Jean de la Lune s’ennuie sur son astre mort et attrape la queue d’une comète pour
descendre sur Terre. Depuis, les enfants ne trouvent plus le sommeil. Deuxième
adaptation d’un best-seller de Tomi Ungerer, après les Trois Brigands, le long métrage
de Stephan Schesch restitue l’univers graphique du dessinateur alsacien : 2D, coloré,
luxuriant et naïf comme un douanier Rousseau, agrémenté de jolies trouvailles visuelles
et sonores.
Orifices. On pouvait s’inquiéter de voir un si court conte sur la différence étiré sur plus
d’une heure et demie.

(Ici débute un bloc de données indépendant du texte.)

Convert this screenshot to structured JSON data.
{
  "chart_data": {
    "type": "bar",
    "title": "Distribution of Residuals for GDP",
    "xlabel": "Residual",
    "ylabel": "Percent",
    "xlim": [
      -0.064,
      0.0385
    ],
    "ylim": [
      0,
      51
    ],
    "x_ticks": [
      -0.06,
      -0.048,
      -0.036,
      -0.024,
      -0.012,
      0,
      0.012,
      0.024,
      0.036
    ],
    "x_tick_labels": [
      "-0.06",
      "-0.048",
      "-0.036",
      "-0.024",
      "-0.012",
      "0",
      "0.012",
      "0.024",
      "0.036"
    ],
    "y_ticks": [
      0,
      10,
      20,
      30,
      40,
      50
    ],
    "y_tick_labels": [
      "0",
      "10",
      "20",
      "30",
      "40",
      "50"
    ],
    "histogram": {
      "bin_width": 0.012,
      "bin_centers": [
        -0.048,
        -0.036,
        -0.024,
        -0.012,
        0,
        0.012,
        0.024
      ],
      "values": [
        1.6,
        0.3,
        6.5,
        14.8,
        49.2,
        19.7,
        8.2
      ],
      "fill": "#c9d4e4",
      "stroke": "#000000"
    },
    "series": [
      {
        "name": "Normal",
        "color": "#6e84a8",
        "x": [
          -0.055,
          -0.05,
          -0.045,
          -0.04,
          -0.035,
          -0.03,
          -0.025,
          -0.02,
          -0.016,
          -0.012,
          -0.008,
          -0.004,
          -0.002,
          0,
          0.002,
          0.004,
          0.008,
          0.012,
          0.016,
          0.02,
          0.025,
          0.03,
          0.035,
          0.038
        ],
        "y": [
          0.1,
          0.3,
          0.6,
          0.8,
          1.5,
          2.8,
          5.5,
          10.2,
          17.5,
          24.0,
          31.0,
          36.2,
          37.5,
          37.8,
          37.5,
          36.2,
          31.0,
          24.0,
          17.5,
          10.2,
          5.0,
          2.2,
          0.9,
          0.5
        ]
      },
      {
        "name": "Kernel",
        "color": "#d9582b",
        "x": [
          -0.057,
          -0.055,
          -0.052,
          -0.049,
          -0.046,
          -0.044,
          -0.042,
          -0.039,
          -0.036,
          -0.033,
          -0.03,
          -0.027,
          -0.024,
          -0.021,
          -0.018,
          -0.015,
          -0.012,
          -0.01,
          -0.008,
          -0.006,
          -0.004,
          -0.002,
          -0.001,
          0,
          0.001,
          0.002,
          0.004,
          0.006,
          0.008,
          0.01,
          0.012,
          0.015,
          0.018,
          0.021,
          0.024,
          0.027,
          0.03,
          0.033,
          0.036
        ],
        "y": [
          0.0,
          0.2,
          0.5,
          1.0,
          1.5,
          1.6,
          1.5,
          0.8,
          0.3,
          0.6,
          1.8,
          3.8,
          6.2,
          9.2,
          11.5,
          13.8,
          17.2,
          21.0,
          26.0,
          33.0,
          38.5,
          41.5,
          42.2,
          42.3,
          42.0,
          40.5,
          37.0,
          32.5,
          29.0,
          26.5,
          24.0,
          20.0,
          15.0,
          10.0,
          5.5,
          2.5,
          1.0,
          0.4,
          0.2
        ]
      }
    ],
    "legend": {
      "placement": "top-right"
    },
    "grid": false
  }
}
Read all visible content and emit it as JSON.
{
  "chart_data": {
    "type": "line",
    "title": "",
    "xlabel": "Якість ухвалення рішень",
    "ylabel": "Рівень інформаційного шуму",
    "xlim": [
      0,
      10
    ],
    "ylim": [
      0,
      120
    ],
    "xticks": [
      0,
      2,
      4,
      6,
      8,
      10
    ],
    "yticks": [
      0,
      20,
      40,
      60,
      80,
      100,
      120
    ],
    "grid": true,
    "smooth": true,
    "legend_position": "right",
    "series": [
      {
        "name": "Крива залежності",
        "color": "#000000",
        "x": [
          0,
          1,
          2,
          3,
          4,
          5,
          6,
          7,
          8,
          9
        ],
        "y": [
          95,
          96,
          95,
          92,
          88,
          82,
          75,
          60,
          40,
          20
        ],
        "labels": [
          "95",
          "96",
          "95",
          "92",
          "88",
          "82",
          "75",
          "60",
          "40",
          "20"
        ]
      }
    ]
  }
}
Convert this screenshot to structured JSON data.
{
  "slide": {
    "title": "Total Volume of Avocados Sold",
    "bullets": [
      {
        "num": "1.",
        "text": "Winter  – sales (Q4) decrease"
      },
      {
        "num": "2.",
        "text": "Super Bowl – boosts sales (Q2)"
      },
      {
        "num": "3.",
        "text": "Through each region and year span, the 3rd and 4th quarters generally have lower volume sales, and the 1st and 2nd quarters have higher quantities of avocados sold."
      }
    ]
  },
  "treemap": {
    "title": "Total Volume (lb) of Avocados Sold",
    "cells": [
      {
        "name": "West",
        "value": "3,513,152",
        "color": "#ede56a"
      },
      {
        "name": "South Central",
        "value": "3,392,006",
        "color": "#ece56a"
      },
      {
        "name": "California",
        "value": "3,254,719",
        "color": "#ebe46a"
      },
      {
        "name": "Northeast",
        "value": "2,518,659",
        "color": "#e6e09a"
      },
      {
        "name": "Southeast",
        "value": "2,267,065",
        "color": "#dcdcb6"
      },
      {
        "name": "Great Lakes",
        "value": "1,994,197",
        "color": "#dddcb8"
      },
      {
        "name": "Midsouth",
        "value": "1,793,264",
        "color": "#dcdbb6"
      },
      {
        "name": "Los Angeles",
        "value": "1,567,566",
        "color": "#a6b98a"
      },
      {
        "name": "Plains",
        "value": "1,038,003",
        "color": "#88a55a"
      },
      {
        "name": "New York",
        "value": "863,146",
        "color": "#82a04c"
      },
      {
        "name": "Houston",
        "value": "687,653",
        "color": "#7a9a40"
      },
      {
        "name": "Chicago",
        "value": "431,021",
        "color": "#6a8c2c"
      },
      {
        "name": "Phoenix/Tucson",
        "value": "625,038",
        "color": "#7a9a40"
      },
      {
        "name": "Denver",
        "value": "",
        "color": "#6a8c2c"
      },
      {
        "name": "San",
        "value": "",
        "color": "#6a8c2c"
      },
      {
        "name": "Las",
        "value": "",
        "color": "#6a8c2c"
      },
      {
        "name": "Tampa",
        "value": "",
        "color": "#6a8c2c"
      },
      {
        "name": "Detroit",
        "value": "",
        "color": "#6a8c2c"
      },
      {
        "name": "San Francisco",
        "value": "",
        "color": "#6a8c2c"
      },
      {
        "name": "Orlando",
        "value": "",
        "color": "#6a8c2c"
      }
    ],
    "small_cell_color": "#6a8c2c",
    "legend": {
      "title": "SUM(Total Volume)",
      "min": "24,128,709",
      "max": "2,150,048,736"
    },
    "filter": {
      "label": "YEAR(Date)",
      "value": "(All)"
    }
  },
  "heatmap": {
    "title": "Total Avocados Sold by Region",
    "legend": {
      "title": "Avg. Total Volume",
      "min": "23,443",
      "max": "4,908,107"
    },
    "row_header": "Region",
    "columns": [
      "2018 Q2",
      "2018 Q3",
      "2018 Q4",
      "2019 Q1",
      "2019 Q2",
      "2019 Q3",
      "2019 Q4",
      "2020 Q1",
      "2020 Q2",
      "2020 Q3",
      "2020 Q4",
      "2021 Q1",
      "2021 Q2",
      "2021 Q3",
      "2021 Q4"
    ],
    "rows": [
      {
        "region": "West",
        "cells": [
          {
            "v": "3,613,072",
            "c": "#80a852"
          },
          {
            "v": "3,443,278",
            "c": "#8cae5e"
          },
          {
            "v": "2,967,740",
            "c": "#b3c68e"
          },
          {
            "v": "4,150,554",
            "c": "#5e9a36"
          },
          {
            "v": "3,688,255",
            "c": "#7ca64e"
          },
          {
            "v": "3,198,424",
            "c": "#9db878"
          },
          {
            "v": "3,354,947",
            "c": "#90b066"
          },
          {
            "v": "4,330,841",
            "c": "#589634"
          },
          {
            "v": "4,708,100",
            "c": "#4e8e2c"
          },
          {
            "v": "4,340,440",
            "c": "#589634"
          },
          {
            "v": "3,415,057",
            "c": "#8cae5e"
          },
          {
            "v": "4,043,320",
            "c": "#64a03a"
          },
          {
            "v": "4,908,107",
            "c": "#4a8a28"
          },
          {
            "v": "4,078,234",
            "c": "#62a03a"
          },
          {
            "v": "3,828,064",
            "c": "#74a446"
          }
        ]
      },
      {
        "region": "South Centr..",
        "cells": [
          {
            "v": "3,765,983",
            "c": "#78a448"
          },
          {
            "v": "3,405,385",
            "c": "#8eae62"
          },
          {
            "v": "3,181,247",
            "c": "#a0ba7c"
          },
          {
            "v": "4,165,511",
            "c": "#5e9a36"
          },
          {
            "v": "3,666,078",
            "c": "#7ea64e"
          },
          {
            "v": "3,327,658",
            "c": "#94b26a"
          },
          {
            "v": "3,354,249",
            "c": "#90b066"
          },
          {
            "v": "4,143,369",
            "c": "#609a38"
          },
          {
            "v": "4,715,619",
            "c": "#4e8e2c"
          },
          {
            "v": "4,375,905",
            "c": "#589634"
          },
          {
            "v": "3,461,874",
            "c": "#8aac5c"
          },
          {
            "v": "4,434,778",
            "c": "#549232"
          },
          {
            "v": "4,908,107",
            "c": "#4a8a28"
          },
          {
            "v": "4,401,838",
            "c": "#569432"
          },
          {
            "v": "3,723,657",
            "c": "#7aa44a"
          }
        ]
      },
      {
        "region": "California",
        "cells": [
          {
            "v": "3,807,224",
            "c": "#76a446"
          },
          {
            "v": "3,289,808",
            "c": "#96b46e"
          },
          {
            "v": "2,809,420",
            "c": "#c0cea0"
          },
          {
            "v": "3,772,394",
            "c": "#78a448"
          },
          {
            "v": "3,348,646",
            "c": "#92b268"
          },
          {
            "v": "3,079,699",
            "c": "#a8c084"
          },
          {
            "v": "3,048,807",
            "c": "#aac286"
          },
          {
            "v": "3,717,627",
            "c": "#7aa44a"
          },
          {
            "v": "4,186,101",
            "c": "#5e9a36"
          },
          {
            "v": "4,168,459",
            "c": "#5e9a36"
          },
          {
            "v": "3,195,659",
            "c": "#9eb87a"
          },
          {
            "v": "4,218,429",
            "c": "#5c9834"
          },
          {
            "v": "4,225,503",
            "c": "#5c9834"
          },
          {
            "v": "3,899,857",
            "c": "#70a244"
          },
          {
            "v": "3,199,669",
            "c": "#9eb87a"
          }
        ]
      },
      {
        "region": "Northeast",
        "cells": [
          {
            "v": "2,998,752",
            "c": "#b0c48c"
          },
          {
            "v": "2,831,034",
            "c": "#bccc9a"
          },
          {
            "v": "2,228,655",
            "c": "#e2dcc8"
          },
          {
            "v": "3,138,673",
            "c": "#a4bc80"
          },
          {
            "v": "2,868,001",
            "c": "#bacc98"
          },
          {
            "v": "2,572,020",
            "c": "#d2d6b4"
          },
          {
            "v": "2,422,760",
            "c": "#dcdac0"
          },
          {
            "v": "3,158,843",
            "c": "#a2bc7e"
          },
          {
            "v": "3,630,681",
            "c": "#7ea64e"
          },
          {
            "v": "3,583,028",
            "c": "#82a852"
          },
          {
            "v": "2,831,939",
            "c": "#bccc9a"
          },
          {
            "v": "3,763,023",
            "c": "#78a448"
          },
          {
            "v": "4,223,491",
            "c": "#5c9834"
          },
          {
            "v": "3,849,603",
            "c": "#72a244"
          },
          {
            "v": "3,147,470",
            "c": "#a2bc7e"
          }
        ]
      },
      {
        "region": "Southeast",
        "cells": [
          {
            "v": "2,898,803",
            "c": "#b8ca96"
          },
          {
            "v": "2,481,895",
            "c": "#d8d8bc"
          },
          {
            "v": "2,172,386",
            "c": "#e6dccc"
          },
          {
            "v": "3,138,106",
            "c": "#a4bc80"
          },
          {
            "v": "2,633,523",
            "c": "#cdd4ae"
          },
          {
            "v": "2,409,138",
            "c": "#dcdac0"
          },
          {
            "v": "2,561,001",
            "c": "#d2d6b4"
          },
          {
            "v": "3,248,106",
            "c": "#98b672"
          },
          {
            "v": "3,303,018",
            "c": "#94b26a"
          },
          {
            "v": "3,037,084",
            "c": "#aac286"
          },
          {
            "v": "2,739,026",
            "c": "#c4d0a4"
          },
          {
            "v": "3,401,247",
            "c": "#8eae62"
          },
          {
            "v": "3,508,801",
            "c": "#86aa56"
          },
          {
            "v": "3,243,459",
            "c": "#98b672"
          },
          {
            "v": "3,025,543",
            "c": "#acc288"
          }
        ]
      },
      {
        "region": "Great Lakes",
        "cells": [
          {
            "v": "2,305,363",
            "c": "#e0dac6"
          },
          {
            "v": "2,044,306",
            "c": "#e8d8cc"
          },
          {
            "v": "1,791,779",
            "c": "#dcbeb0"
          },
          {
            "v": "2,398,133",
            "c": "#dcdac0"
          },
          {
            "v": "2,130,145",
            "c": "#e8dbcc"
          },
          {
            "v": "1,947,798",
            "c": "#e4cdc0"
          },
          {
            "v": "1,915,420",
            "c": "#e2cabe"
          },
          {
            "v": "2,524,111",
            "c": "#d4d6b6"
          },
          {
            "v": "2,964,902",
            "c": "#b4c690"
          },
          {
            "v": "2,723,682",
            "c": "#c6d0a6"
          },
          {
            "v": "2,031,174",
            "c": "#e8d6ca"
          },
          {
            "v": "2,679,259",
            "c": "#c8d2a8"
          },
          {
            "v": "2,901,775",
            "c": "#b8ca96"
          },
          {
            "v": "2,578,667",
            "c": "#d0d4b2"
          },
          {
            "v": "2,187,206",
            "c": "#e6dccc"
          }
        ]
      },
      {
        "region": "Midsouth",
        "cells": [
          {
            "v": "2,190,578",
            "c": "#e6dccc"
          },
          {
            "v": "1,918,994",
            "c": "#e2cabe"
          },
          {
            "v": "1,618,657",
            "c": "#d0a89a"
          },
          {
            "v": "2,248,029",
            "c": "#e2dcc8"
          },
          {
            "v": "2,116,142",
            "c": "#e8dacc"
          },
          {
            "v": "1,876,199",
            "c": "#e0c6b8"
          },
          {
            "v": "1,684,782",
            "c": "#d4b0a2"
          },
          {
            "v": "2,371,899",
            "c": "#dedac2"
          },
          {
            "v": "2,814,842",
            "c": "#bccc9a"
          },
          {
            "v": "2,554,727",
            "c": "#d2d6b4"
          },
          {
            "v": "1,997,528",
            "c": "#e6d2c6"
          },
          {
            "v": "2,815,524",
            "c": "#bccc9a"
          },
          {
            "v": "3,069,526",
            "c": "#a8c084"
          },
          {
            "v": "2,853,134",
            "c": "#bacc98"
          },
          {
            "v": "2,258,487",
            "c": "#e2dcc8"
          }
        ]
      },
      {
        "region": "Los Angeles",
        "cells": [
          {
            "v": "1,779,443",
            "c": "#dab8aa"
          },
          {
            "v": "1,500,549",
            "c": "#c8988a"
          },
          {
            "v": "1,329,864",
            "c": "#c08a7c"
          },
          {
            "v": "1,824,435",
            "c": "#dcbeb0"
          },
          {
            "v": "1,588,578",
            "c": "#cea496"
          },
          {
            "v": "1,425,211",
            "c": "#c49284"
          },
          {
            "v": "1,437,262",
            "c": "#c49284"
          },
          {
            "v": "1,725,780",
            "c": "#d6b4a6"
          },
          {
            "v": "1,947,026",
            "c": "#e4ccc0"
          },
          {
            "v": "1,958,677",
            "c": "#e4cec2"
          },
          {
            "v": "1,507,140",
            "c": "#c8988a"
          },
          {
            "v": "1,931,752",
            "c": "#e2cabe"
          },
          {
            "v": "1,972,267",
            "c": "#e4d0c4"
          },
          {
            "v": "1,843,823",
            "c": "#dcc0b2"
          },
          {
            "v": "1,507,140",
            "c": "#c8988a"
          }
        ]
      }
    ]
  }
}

Il a fallu étoffer des personnages et inventer un méchant, le
Général Président hyperactif, mix du dictateur de Chaplin, d’Ubu et de Jacques Chirac,
prêt à tout pour conquérir l’espace et foutre l’envahisseur lunaire au cachot. Le film
s’écoule doucement sur les pas erratiques du petit alien égaré, rond et diaphane
jusqu’à en devenir transparent lorsque la lune perd ses quartiers.
La même année - 1966 - que ce classique de la littérature jeunesse, Ungerer publiait
The Party, portraits féroces des soirées mondaines new-yorkaises, suivi, en 1969, du
scandaleux Fornicon, festival de corps féminins pénétrés par tous les orifices par
d’ingénieuses machines. Caricature de l’amour mécanisé ou exaltation du plaisir
solitaire, le livre lui valut d’être blacklisté de toutes les bibliothèques américaines. N’estce ce pas ce même illustrateur qui avait fait voler les tabous de la littérature enfantine,
choisissant comme héros un boa constrictor (Crictor), un vautour, une chauve-souris,
une pieuvre et autre aimable bestiaire ? En mettant des fillettes innocentes dans les
mains d’ogres sanguinaires et de brigands sans foi ni loi ?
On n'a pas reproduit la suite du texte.